The Insiders Are Selling In Droves
This article is from the archive of The New York Sun before the launch of its new website in 2022. The Sun has neither altered nor updated such articles but will seek to correct any errors, mis-categorizations or other problems introduced during transfer.
With 2005 just around the corner, Wall Street’s so-called “dumb money” and “smart money” are actively placing their New Year’s bets.
The public or the individual investor is viewed as the dumb money, while corporate insiders are considered part of the smart money crowd. Based on their latest stock activities, the two camps are sharply at odds.
Take the public. Individuals are obviously gung ho on the market, having gone on a buying binge in which they snapped up about $12 billion worth of equity mutual funds last month. And their latest buying trend – $2.2 billion a week the past three weeks – suggests roughly another $9 billion or so of stock purchases this month.
On the other hand, insiders, according to just-released figures from Thomson Financial, have embarked on one of their biggest selling outbursts in more than four years, unloading $6.6 billion worth of stock last month, a 180% increase over October’s sales of $2.3 billion. The November selling represented insiders’ highest sales volume since August 2000 when they dumped shares valued at $7.7 billion.
Not only that, last month’s sell/buy ratio – which measures the dollar amount of shares insiders sold, versus the amount they bought – turned in its second worst reading in five years. Normally, insiders, largely reflecting the issuance of options, sell $19.13 worth of stock for each dollar’s worth they buy. Historically, a ratio above $20 to $1 is considered very bearish, while below $12 to $1 is regarded as quite bullish.
The November reading – a frightening one for the bulls, an astronomical ratio of $46.45 to $1 – clearly signals that the majority of officers and directors who run Corporate America essentially want out of the market, or, at the very least, to sharply reduce their stock holdings.
Why the meteoric rise in insider sales? Some pros cite the following:
* The belief that next year’s economy and earnings may not live up to Wall Street’s exuberant expectations.

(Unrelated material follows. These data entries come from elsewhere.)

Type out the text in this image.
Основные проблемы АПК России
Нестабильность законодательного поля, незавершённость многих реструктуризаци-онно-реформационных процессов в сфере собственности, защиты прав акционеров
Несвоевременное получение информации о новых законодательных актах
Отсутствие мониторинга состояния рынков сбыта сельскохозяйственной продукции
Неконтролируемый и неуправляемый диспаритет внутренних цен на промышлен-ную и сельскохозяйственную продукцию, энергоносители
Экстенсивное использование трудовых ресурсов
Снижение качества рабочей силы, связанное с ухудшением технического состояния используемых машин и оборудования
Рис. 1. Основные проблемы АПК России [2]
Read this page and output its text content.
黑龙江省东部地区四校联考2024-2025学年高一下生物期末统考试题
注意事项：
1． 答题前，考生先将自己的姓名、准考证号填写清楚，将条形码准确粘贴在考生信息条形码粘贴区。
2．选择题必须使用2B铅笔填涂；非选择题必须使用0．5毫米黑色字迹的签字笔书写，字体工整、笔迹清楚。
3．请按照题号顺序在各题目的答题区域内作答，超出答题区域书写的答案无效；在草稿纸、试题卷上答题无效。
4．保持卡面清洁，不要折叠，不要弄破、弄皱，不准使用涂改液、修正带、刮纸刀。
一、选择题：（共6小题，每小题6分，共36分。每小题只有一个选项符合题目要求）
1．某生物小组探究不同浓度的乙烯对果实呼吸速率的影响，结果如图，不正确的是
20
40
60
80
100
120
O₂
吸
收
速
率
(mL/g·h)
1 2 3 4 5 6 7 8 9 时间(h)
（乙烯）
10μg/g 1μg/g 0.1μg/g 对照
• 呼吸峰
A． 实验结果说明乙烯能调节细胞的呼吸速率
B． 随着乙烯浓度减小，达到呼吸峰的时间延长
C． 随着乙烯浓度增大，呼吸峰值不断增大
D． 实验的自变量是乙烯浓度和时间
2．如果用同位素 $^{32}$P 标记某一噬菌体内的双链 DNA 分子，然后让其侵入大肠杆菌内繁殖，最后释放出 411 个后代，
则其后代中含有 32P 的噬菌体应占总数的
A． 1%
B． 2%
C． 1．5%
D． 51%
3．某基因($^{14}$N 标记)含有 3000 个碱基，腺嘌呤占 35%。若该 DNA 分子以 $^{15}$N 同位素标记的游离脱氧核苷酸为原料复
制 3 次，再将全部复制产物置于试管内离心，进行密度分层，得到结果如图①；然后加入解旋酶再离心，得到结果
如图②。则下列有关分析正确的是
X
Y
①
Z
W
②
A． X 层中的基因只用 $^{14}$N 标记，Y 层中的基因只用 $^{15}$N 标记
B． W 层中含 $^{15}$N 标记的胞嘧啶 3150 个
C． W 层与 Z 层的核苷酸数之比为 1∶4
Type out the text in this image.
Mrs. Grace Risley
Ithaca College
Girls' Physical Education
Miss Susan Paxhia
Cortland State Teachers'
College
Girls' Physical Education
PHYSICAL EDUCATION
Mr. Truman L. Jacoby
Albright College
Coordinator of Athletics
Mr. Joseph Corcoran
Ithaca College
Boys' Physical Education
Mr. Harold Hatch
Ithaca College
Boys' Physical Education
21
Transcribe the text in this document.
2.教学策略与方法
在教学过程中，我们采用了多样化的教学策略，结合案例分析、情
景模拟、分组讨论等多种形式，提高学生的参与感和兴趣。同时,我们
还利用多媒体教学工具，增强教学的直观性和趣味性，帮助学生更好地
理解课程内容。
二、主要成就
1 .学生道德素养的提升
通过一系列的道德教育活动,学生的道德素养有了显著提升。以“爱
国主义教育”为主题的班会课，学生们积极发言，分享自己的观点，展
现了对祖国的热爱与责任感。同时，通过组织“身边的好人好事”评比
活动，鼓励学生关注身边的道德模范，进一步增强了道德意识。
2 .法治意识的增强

* A rising level of interest rates.
* The plummeting greenback and the prospects of continued dollar weakness because of budget and trade deficit woes, which could prompt overseas investors to shun the American market, as well other foreign investors to further reduce their American stock holdings.
November, it should be pointed out, is one of the stronger months for insider sales. This reflects pent-up selling after third-quarter earnings-related restrictions in October have been lifted and the effects of tax-loss selling to offset gains.
However, the folks at Thomson say the magnitude of November’s insider selling surge was considerably greater than expected and was particularly noteworthy since this sales craze ran across all 13 market sectors it tracks. Significantly, too, insider sales went through the roof in three of the market’s most important stock sectors. The areas and the sales:
* Technology insiders dumped $1.5 billion worth of tech shares in November, a month-over-month increase of 94% and the highest in three years. Tech selling has not been this strong since May of 2001. In comparison, the five-year monthly average for tech sales is $960 million.
* Finance executives sold $882 million worth of their own stocks in November, a 295% increase from October and more than double that sector’s five-year average for monthly sales ($360 million).
* November’s health care insider sales jumped 150% from the prior month to $734 million in November, its strongest monthly volume since February and nearly double its own five-year average ($353 million).
From a market cap perspective, mid-cap companies (those with market capitalizations between $1 billion and $5 billion) experienced the strongest increase in executive sales last month as their volume more than tripled from $628 million in October to $2.2 billion in November. Meanwhile, in the cream of corporate America, large-cap stocks, insider sales more than doubled to $2.6 billion.
Okay, so who’s right, the smart money or the dumb money? I’ll let you tackle that one, but as one West Coast money manager put it: “You’ve got to be wary; they don’t call the public dumb money for nothing.” Meanwhile, it’s noteworthy that insiders have essentially been sellers throughout a mediocre 2004, in effect re-enforcing their smart money designation.